When transactions go up, generally, so do the number of chargebacks merchants see. This is just one of the natural consequences of surging sales volumes, which can lead to more missed deliveries and defective products reaching customers. Some shoppers also simply change their minds about their purchases.
Ultimately, chargebacks aren’t a new thing for merchants. However, since the onset of COVID-19, we’ve seen merchants across all segments experience more chargebacks for any number of reasons. In this article, we discuss the main drivers behind this trend and lay out what merchants can do to stop losing money.
Why Have Chargebacks Increased in the Last 18 Months?
In simple terms, a chargeback is the reversal of a credit card payment that comes directly from the bank. They’re different from traditional refunds in that customers don’t contact the merchant first and instead request that their banks forcibly recover the money for them. A few reasons this has occurred more since COVID-19 are:
- As more people than ever shop online, ecommerce fraud and identity theft have been on the rise. This has led to many victims of these attacks issuing chargebacks with their banks in response to suspicious and fraudulent payments made on their cards.
- The pandemic forced many people to change their travel plans and cancel their flights and accommodations, among other things.
- The disruption of supply chains has caused extreme delays. Many customers waiting for expensive electronics or goods imported from abroad have issued chargebacks with their banks.
- The pandemic forced many older individuals who are less familiar with the internet and ecommerce processes to shop online out of necessity. This lead to a number of mistakes and disputes; with some individuals even resorting to chargebacks to resolve their purchase issues, not knowing (or wanting) to first send merchants a complaint or request for resolution first.
How to Reduce Chargebacks
One of the most common reasons for chargebacks is a “merchant error.” By implementing a few changes on your ecommerce website and processes, you can reduce many unnecessary chargebacks from occurring.
- Make sure all essential contact information is prominent on your site so that customers will get in touch with you rather than issue a chargeback with their bank
- Invest in human customer service at key stages in the customer journey and post-purchase phase. If people merely encounter an AI-bot or recorded voice, they’re more likely to issue a chargeback
- Reply to all correspondences promptly and set up an auto-reply letting customers know when your operating hours are and when they can expect to be contacted
- Create a simple and straightforward terms of service for your transactions and policies, so customers don’t get confused.
- If you offer recurring billing, make it easy for customers to opt-out when they stop using your service or receiving your products
- Build a reliable refund and cancellation process that gives verification to customers clearly and promptly
- Follow best practices for post-purchase communications, such as clear delivery estimates and updates about shipping delays
- Make sure all your product descriptions are accurate and do not lead to claims that your product or service does not match up to your customer’s expectations
- As you can see, there are many potential triggers that can lead to chargebacks, but by making a few small adjustments, you can mitigate some of the most avoidable causes.

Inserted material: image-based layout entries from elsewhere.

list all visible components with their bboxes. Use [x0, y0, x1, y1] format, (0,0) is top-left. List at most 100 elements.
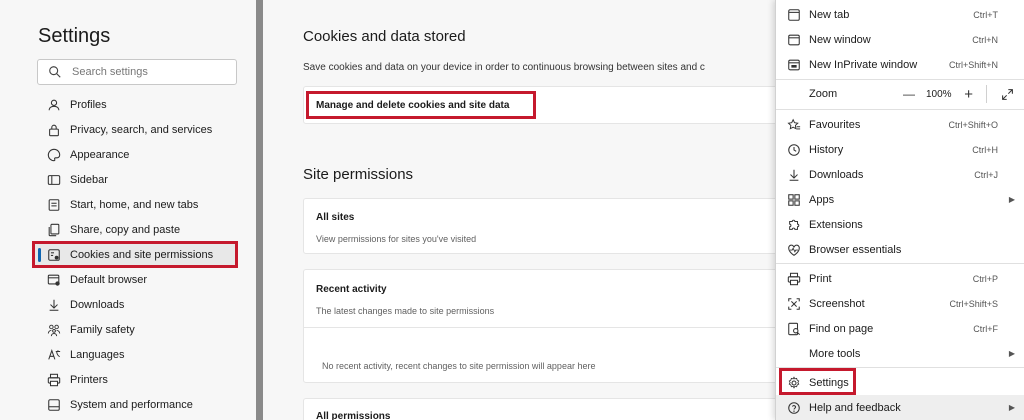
menu-shortcut: Ctrl+H	[972, 144, 998, 155]
nav-item-label: Appearance	[70, 148, 130, 161]
menu-screenshot[interactable]: Screenshot Ctrl+Shift+S	[776, 291, 1024, 316]
nav-item-printers[interactable]: Printers	[0, 367, 256, 392]
inprivate-icon	[786, 57, 802, 73]
chevron-right-icon: ▶	[1008, 349, 1015, 358]
nav-item-default-browser[interactable]: Default browser	[0, 267, 256, 292]
heart-pulse-icon	[786, 242, 802, 258]
nav-item-appearance[interactable]: Appearance	[0, 142, 256, 167]
help-icon	[786, 400, 802, 416]
menu-label: New InPrivate window	[809, 58, 918, 71]
chevron-right-icon: ▶	[1008, 403, 1015, 412]
menu-shortcut: Ctrl+P	[972, 273, 998, 284]
menu-help-feedback[interactable]: Help and feedback ▶	[776, 395, 1024, 420]
screenshot-icon	[786, 296, 802, 312]
menu-label: More tools	[809, 347, 861, 360]
printer-icon	[46, 372, 62, 388]
zoom-in-button[interactable]: +	[960, 85, 978, 103]
nav-item-label: Downloads	[70, 298, 125, 311]
menu-label: Help and feedback	[809, 401, 901, 414]
nav-item-label: Printers	[70, 373, 108, 386]
menu-browser-essentials[interactable]: Browser essentials	[776, 237, 1024, 262]
cookies-section-desc: Save cookies and data on your device in …	[303, 62, 705, 73]
panel-divider	[256, 0, 263, 420]
printer-icon	[786, 271, 802, 287]
menu-shortcut: Ctrl+Shift+N	[948, 59, 998, 70]
menu-downloads[interactable]: Downloads Ctrl+J	[776, 162, 1024, 187]
extensions-icon	[786, 217, 802, 233]
lock-icon	[46, 122, 62, 138]
menu-separator	[776, 79, 1024, 80]
recent-activity-empty: No recent activity, recent changes to si…	[322, 361, 596, 371]
menu-label: Screenshot	[809, 297, 865, 310]
all-sites-title: All sites	[316, 212, 355, 223]
profile-icon	[46, 97, 62, 113]
menu-separator	[776, 263, 1024, 264]
all-sites-card[interactable]: All sites View permissions for sites you…	[303, 198, 783, 254]
zoom-divider	[986, 85, 987, 103]
language-icon	[46, 347, 62, 363]
menu-extensions[interactable]: Extensions	[776, 212, 1024, 237]
nav-item-label: System and performance	[70, 398, 193, 411]
all-permissions-card[interactable]: All permissions	[303, 398, 783, 420]
menu-label: Browser essentials	[809, 243, 902, 256]
favourites-icon	[786, 117, 802, 133]
menu-history[interactable]: History Ctrl+H	[776, 137, 1024, 162]
zoom-value: 100%	[926, 88, 952, 100]
menu-label: Downloads	[809, 168, 864, 181]
settings-title: Settings	[38, 25, 111, 47]
nav-item-label: Share, copy and paste	[70, 223, 181, 236]
nav-item-label: Privacy, search, and services	[70, 123, 213, 136]
search-input[interactable]	[72, 66, 232, 78]
nav-item-languages[interactable]: Languages	[0, 342, 256, 367]
cookies-section-title: Cookies and data stored	[303, 28, 466, 45]
menu-separator	[776, 109, 1024, 110]
nav-item-label: Languages	[70, 348, 125, 361]
nav-item-family-safety[interactable]: Family safety	[0, 317, 256, 342]
nav-item-cookies[interactable]: Cookies and site permissions	[0, 241, 256, 268]
zoom-out-button[interactable]: —	[900, 85, 918, 103]
menu-label: Extensions	[809, 218, 863, 231]
menu-shortcut: Ctrl+T	[973, 9, 998, 20]
apps-icon	[786, 192, 802, 208]
nav-item-label: Default browser	[70, 273, 148, 286]
highlight-box	[306, 91, 536, 119]
menu-zoom: Zoom — 100% +	[776, 81, 1024, 107]
nav-item-label: Family safety	[70, 323, 135, 336]
menu-find-on-page[interactable]: Find on page Ctrl+F	[776, 316, 1024, 341]
chevron-right-icon: ▶	[1008, 195, 1015, 204]
download-icon	[786, 167, 802, 183]
nav-item-label: Profiles	[70, 98, 107, 111]
nav-item-share[interactable]: Share, copy and paste	[0, 217, 256, 242]
menu-more-tools[interactable]: More tools ▶	[776, 341, 1024, 366]
home-icon	[46, 197, 62, 213]
menu-apps[interactable]: Apps ▶	[776, 187, 1024, 212]
menu-new-tab[interactable]: New tab Ctrl+T	[776, 2, 1024, 27]
new-window-icon	[786, 32, 802, 48]
nav-item-sidebar[interactable]: Sidebar	[0, 167, 256, 192]
menu-new-inprivate[interactable]: New InPrivate window Ctrl+Shift+N	[776, 52, 1024, 77]
card-divider	[304, 327, 783, 328]
browser-menu: New tab Ctrl+T New window Ctrl+N New InP…	[775, 0, 1024, 420]
menu-new-window[interactable]: New window Ctrl+N	[776, 27, 1024, 52]
nav-item-system[interactable]: System and performance	[0, 392, 256, 417]
search-box[interactable]	[37, 59, 237, 85]
fullscreen-icon[interactable]	[998, 85, 1016, 103]
nav-item-label: Start, home, and new tabs	[70, 198, 199, 211]
share-icon	[46, 222, 62, 238]
nav-item-privacy[interactable]: Privacy, search, and services	[0, 117, 256, 142]
download-icon	[46, 297, 62, 313]
menu-label: New window	[809, 33, 871, 46]
family-icon	[46, 322, 62, 338]
nav-item-start-home[interactable]: Start, home, and new tabs	[0, 192, 256, 217]
system-icon	[46, 397, 62, 413]
find-icon	[786, 321, 802, 337]
menu-label: Print	[809, 272, 832, 285]
highlight-box	[779, 368, 856, 395]
appearance-icon	[46, 147, 62, 163]
nav-item-downloads[interactable]: Downloads	[0, 292, 256, 317]
nav-item-profiles[interactable]: Profiles	[0, 92, 256, 117]
new-tab-icon	[786, 7, 802, 23]
menu-print[interactable]: Print Ctrl+P	[776, 266, 1024, 291]
menu-shortcut: Ctrl+N	[972, 34, 998, 45]
menu-favourites[interactable]: Favourites Ctrl+Shift+O	[776, 112, 1024, 137]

Stamp Out Criminal Fraud Chargebacks
Ecommerce merchants stand to lose roughly $20 billion in 2021 due to criminal activity, according to a study released by Juniper Research. This is partly a result of criminal fraud chargebacks, which are harder to prevent than merchant errors.
Ultimately, you will need to work closely with your payments services provider to implement a reliable fraud prevention strategy. This includes looking for signs that fraud is taking place to intercept threats, as well as protecting yourself with the right level of payment security through CVV verifications, 3D Secure technology, and more.

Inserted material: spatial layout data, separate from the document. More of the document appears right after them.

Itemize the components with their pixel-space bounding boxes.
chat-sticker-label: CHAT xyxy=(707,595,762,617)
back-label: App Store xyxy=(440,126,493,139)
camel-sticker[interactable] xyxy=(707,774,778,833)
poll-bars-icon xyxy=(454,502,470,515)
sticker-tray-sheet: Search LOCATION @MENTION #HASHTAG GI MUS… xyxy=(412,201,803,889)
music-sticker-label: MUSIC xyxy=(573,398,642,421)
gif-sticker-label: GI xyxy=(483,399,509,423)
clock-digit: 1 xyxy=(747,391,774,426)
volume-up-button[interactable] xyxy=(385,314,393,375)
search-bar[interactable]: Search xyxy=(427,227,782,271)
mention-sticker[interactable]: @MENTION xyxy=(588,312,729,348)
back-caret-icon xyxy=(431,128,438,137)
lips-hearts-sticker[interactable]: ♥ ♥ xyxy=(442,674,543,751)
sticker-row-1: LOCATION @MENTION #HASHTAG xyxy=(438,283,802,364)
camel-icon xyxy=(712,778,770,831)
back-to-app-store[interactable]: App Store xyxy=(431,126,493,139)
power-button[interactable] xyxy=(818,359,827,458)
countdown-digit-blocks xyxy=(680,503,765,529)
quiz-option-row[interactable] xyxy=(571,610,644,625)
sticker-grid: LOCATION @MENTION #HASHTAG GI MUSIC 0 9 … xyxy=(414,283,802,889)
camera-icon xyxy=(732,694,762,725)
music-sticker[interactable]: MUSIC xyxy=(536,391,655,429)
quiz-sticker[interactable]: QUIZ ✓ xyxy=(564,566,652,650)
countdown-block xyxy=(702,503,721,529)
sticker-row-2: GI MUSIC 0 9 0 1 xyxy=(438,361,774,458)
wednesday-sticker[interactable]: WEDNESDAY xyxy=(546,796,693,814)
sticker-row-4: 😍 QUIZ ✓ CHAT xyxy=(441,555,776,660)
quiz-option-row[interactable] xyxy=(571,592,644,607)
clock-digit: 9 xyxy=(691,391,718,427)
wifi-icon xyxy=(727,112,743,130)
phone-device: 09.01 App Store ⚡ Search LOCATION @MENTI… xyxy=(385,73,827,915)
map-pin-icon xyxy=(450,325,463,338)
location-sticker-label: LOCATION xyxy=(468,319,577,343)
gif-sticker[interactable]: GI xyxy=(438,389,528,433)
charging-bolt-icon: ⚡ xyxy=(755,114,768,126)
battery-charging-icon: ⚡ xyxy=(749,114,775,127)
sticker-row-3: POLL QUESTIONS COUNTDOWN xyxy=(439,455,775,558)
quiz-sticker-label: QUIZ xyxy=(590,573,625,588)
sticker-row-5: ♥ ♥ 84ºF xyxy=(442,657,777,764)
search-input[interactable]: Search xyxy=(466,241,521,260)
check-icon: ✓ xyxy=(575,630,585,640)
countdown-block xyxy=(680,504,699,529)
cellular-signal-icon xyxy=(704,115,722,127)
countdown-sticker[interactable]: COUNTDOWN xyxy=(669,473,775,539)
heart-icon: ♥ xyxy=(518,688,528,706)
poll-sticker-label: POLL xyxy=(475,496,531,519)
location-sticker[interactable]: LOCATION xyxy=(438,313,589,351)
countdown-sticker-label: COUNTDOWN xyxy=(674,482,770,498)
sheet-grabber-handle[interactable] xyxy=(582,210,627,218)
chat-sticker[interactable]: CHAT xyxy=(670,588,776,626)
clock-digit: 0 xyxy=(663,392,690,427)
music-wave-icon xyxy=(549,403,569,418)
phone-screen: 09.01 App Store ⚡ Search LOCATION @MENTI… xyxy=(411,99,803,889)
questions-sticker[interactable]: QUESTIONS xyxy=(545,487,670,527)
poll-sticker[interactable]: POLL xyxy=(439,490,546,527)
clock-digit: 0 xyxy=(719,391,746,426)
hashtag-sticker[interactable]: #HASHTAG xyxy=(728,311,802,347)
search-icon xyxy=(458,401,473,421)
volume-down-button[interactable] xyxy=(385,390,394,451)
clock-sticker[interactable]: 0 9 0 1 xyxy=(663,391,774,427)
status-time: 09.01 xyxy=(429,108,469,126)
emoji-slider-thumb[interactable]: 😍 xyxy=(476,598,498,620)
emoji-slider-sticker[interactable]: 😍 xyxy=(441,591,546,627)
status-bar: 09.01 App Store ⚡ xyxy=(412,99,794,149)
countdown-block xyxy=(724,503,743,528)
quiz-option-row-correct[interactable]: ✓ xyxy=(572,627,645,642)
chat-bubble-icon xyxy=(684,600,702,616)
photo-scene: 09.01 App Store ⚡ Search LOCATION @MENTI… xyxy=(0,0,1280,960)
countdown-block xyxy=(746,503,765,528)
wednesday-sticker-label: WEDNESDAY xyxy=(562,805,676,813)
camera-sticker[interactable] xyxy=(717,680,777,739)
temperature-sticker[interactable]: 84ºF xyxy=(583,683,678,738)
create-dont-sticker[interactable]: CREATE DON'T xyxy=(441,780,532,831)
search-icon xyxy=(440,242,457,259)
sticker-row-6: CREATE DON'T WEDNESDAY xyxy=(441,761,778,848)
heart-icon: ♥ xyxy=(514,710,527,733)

Having these key tools at your disposal will help to protect you in more ways than one. You can safeguard your customers’ payment data while significantly reducing the chance of chargebacks from happening.
What Is Friendly Fraud?
Friendly fraud occurs when a customer contacts their bank to chargeback a card purchase by claiming they don’t recognize a payment. They then go ahead and keep the goods they bought without paying for it. Some do this by mistake (if they’ve forgotten they’ve purchased something), while others do it intentionally.
You can prevent some cases of friendly fraud by creating recognizable and indisputable billing descriptors. When banks see these terms or phrases, combined with the history of someone who may commit friendly fraud frequently, they will be less likely to initiate the chargeback that has been requested.

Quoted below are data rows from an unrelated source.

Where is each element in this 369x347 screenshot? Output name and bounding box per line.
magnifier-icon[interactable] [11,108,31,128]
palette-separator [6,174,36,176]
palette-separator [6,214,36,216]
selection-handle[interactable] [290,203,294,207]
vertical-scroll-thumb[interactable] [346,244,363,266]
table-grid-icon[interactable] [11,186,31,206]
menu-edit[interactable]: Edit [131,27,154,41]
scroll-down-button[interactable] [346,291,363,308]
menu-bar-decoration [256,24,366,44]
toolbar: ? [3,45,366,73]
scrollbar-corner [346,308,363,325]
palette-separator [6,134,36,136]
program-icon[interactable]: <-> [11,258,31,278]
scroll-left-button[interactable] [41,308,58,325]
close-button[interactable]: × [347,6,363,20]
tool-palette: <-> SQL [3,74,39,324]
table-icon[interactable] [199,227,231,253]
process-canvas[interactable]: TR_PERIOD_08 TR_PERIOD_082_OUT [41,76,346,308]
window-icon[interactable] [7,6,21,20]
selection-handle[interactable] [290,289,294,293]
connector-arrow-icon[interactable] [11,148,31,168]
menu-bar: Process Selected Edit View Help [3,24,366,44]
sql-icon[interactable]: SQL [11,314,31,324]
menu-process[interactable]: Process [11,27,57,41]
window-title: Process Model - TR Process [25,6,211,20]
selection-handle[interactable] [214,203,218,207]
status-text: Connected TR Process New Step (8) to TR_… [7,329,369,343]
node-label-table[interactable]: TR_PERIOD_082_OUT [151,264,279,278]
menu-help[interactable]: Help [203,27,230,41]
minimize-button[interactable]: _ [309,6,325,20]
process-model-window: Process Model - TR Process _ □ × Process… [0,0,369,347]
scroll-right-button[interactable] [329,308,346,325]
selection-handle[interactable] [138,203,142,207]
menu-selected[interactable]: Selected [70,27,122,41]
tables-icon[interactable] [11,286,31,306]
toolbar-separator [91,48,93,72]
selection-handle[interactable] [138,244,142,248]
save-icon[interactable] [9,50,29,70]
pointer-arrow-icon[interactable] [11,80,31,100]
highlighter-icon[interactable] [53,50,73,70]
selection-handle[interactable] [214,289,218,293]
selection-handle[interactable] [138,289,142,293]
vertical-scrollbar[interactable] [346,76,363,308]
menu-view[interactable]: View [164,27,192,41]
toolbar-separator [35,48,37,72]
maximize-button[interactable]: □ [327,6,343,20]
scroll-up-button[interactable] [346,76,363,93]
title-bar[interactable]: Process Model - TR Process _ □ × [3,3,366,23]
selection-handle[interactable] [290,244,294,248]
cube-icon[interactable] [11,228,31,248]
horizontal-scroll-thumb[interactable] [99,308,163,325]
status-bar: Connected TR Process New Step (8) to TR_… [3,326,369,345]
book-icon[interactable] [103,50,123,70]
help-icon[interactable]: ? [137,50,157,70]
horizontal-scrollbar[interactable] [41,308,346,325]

In other cases, having a clear descriptor will jog someone’s memory about an old purchase, so that the next time they see a suspicious transaction on their statement, they won’t automatically assume it’s an unauthorized purchase.
As such, you’ll want to use something that is directly relatable to your business and consider adding your website address and phone number. If your trading name differs from your legal name, use the option that customers will recognize more.
Build a Chargeback Prevention Strategy
Chargebacks are a necessary function for customers to protect themselves from fraud. However, there’s no denying it can be extremely detrimental to merchants if they’re abused or happen too frequently.
If you haven’t done so already, make sure you build a strategy for protecting yourself against the increased level of chargebacks affecting thousands of businesses throughout MENA today!